Book Review

The leadership mystique: A user's manual for the human enterprise

Manfred Kets de Vries

ISBN: 978-0273656203; 2001; 352 pages; Pearson Education Limited, London;

Nicholas G Procter
Professor and Chair: Mental Health Nursing, School of Nursing and Midwifery, Division of Health Sciences, University of South Australia, Adelaide SA

This is much more than a book about leadership. It is the coming together of the disciplines of clinical psychology and management theory. The author has a degree in Economics from Amsterdam University, as well as an MBA and DBA from Harvard University. In addition, he studied psycho-analysis at the Canadian Psychoanalytic Institute. He has the unique, convincing and scholarly ability to analyse organisations through the combination of the thoughtful inter-subjectivity of the academic, with the deep and reflective insight of the practising psycho-analyst. With a different and strategically oblique understanding of the much-studied subjects of leadership and the dynamics of individual and organisational change, the author scrutinises the interface between people management and psychoanalysis.

The author's understanding of psychoanalysis gives clarity to the intangible and complex attributes of organisations and the people who work in them. This orientation is of great value to those looking to grasp an understanding of the internal and social dynamics; the unconscious and invisible processes that influence the behaviour of individuals and organisations.

The book comprises of fourteen chapters covering topics such as leadership development, the dynamics of succession, achieving personal and organisational change, leadership in a global context, emotional intelligence in the workplace and dysfunctional leadership factors.

The author articulates (for example) two kinds of leadership failures known as 'Inaccessible Leaders' and 'Game Player Leaders'. Inaccessible Leaders are so full of self-importance that they have no time for others. It would never occur to them to lead by example or to walk around the workplace listing to their primary constituencies. Lofty and unapproachable, they shield themselves behind a battery of secretaries and assistants and closed-door policies.

Game Player Leaders are political animals who can talk and think of only themselves, and their attention falters when others talk (unless they themselves are the subject of discussion). For Game Player Leaders personal goals sway the organisational goals. They refuse to let their subordinates shine, using and abusing them rather then helping them to grow and develop. They try to hog the limelight, whether it's aimed below or above them. They're unwilling to plan for leadership succession, envying anybody who might take their place. Not surprisingly there is high turnover in these environments and lack of succession planning.

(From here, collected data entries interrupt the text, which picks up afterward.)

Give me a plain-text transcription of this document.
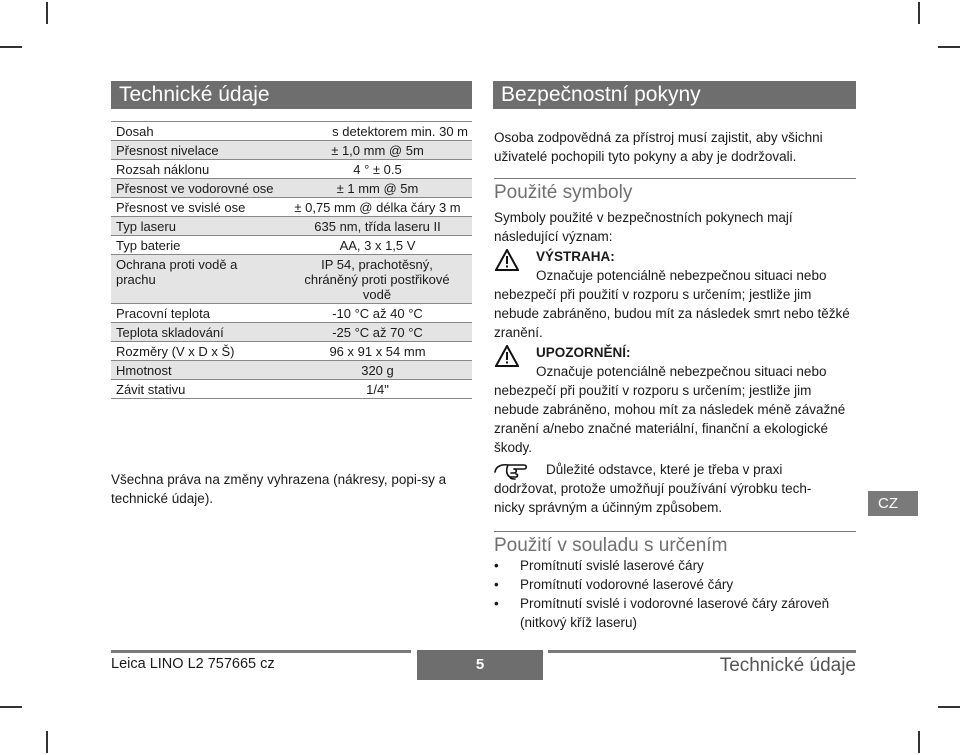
Technické údaje
Dosah	s detektorem min. 30 m
Přesnost nivelace	± 1,0 mm @ 5m
Rozsah náklonu	4 ° ± 0.5
Přesnost ve vodorovné ose	± 1 mm @ 5m
Přesnost ve svislé ose	± 0,75 mm @ délka čáry 3 m
Typ laseru	635 nm, třída laseru II
Typ baterie	AA, 3 x 1,5 V
Ochrana proti vodě a prachu	IP 54, prachotěsný, chráněný proti postřikové vodě
Pracovní teplota	-10 °C až 40 °C
Teplota skladování	-25 °C až 70 °C
Rozměry (V x D x Š)	96 x 91 x 54 mm
Hmotnost	320 g
Závit stativu	1/4"
Všechna práva na změny vyhrazena (nákresy, popi-sy a technické údaje).
Bezpečnostní pokyny
Osoba zodpovědná za přístroj musí zajistit, aby všichni uživatelé pochopili tyto pokyny a aby je dodržovali.
Použité symboly
Symboly použité v bezpečnostních pokynech mají následující význam:
VÝSTRAHA:
Označuje potenciálně nebezpečnou situaci nebo nebezpečí při použití v rozporu s určením; jestliže jim nebude zabráněno, budou mít za následek smrt nebo těžké zranění.
UPOZORNĚNÍ:
Označuje potenciálně nebezpečnou situaci nebo nebezpečí při použití v rozporu s určením; jestliže jim nebude zabráněno, mohou mít za následek méně závažné zranění a/nebo značné materiální, finanční a ekologické škody.
Důležité odstavce, které je třeba v praxi dodržovat, protože umožňují používání výrobku tech-nicky správným a účinným způsobem.
Použití v souladu s určením
• Promítnutí svislé laserové čáry
• Promítnutí vodorovné laserové čáry
• Promítnutí svislé i vodorovné laserové čáry zároveň (nitkový kříž laseru)
CZ
Leica LINO L2 757665 cz	5	Technické údaje
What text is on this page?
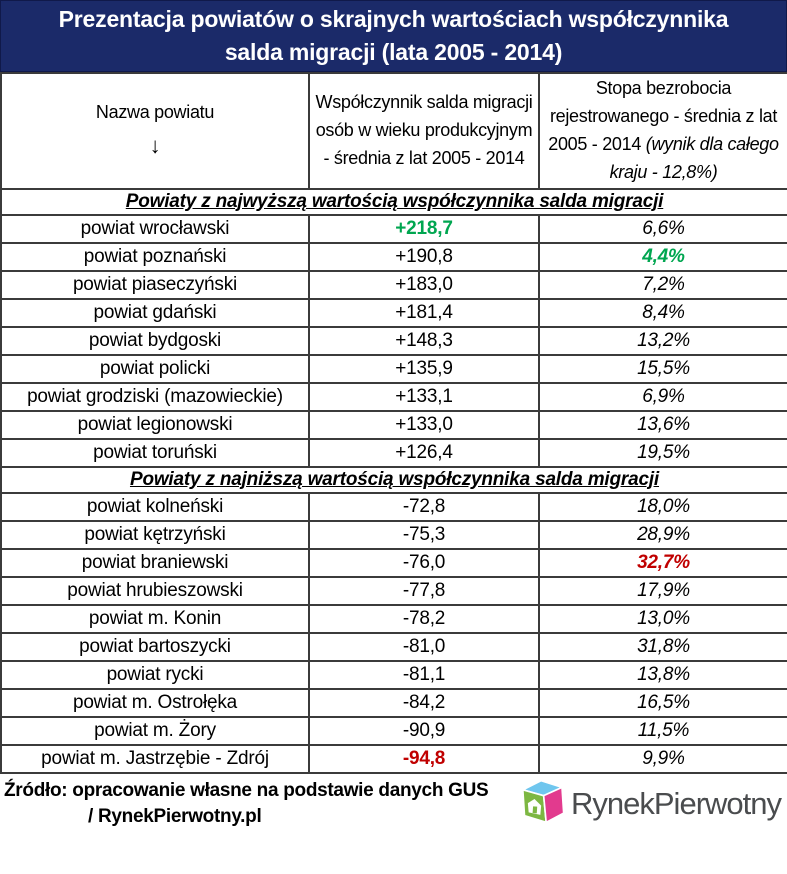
Prezentacja powiatów o skrajnych wartościach współczynnika
salda migracji (lata 2005 - 2014)
Nazwa powiatu
↓	Współczynnik salda migracji osób w wieku produkcyjnym - średnia z lat 2005 - 2014	Stopa bezrobocia rejestrowanego - średnia z lat 2005 - 2014 (wynik dla całego kraju - 12,8%)
Powiaty z najwyższą wartością współczynnika salda migracji		
powiat wrocławski	+218,7	6,6%
powiat poznański	+190,8	4,4%
powiat piaseczyński	+183,0	7,2%
powiat gdański	+181,4	8,4%
powiat bydgoski	+148,3	13,2%
powiat policki	+135,9	15,5%
powiat grodziski (mazowieckie)	+133,1	6,9%
powiat legionowski	+133,0	13,6%
powiat toruński	+126,4	19,5%
Powiaty z najniższą wartością współczynnika salda migracji		
powiat kolneński	-72,8	18,0%
powiat kętrzyński	-75,3	28,9%
powiat braniewski	-76,0	32,7%
powiat hrubieszowski	-77,8	17,9%
powiat m. Konin	-78,2	13,0%
powiat bartoszycki	-81,0	31,8%
powiat rycki	-81,1	13,8%
powiat m. Ostrołęka	-84,2	16,5%
powiat m. Żory	-90,9	11,5%
powiat m. Jastrzębie - Zdrój	-94,8	9,9%
Źródło: opracowanie własne na podstawie danych GUS
/ RynekPierwotny.pl	RynekPierwotny
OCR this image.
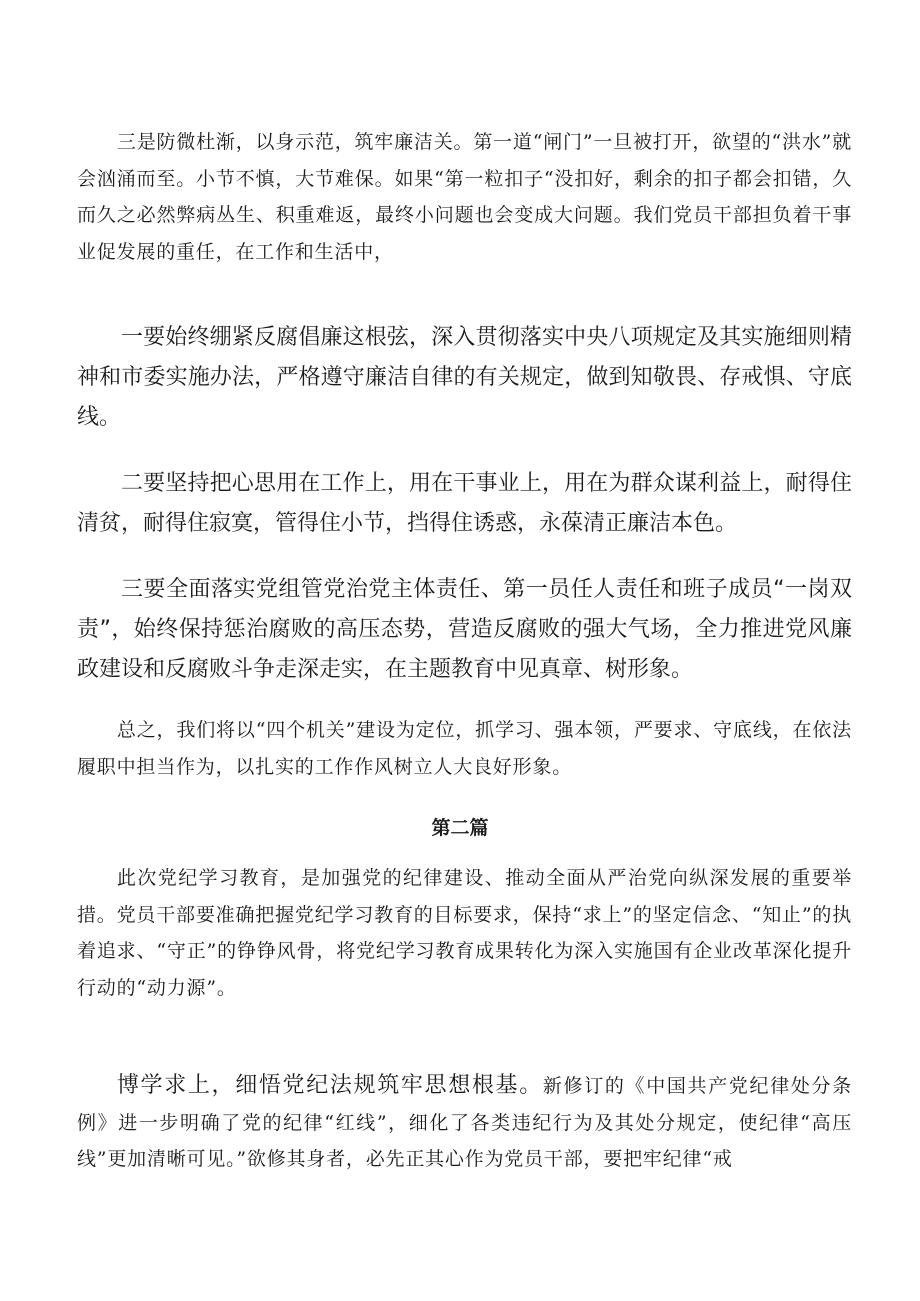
三是防微杜渐，以身示范，筑牢廉洁关。第一道“闸门”一旦被打开，欲望的“洪水”就会汹涌而至。小节不慎，大节难保。如果“第一粒扣子“没扣好，剩余的扣子都会扣错，久而久之必然弊病丛生、积重难返，最终小问题也会变成大问题。我们党员干部担负着干事业促发展的重任，在工作和生活中，

一要始终绷紧反腐倡廉这根弦，深入贯彻落实中央八项规定及其实施细则精神和市委实施办法，严格遵守廉洁自律的有关规定，做到知敬畏、存戒惧、守底线。

二要坚持把心思用在工作上，用在干事业上，用在为群众谋利益上，耐得住清贫，耐得住寂寞，管得住小节，挡得住诱惑，永葆清正廉洁本色。

三要全面落实党组管党治党主体责任、第一员任人责任和班子成员“一岗双责”，始终保持惩治腐败的高压态势，营造反腐败的强大气场，全力推进党风廉政建设和反腐败斗争走深走实，在主题教育中见真章、树形象。

总之，我们将以“四个机关”建设为定位，抓学习、强本领，严要求、守底线，在依法履职中担当作为，以扎实的工作作风树立人大良好形象。

第二篇

此次党纪学习教育，是加强党的纪律建设、推动全面从严治党向纵深发展的重要举措。党员干部要准确把握党纪学习教育的目标要求，保持“求上”的坚定信念、“知止”的执着追求、“守正”的铮铮风骨，将党纪学习教育成果转化为深入实施国有企业改革深化提升行动的“动力源”。

博学求上，细悟党纪法规筑牢思想根基。新修订的《中国共产党纪律处分条例》进一步明确了党的纪律“红线”，细化了各类违纪行为及其处分规定，使纪律“高压线”更加清晰可见。”欲修其身者，必先正其心作为党员干部，要把牢纪律“戒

While analytical and scholarly, this book is also interactive as it contains several quizzes, self-assessment exercises and reflective questions. The author hopes that these exercises will facilitate the process of self-reflection in readers. To my mind the questions and activities are a worthwhile and successful addition to the main text by going beyond the directly observable. The author pays attention to the presenting internal and social dynamics; to the intricate playing field between leaders and followers; and to unconscious and invisible psychodynamic processes and structures that influence the behaviour of individuals and groups in organisations. He sees leadership as a means to bring people back into organisations rather than systems and structures taking precedence over people.

This book will be of interest to nursing and health professionals for at least three reasons.

First, it will challenge readers to ask themselves what they are doing about their leadership style - how it is executed and how it is made sense of in the context of work practices and career goals.

Second, as nurses we are asked to take the lead in clinical teams, clinical decisions, workplace reform, student supervision, and crisis management. In all of these situations there exists the need for organised, explicit approaches to understand the dynamic and inter-subjective structures that influence and guide decision making. Everywhere you look in this book there is something that moves you beyond your thinking. The text forces us to consider what makes organisations innovative and enhancing of individual and organisational performance.

Third, leadership skills are necessary in all nursing and health care settings across the lifespan. According to the author we should look closely at ourselves when we ask the following fundamental questions: 'What is my leadership strength?', 'How is it expressed, understood and more importantly perhaps, integrated into my work practices?', 'Am I primarily a leader, a manager or an administrator?', and 'Am I more reactive or proactive in my personal and organisational decision making?'. By working through our personal and professional ways of knowing we have the opportunity to move our leadership style forward. Being critically aware of our leadership prejudices, biases, strengths and limitations helps us to understand what is suggested or inferred by them, and subsequently how we lead others and ourselves.

With an enhanced and deeper awareness of background, contextual and personal issues, we can make sensitive revisions of our understanding of ourselves and place of work.We can be more open to the complex and dynamic interplay between social, political and emotional issues at play in work and personal lives and how such understandings influence leadership practices. Our understandings define not only the way we engage others verbally and non-verbally, but also our vision for leading people - both present and future.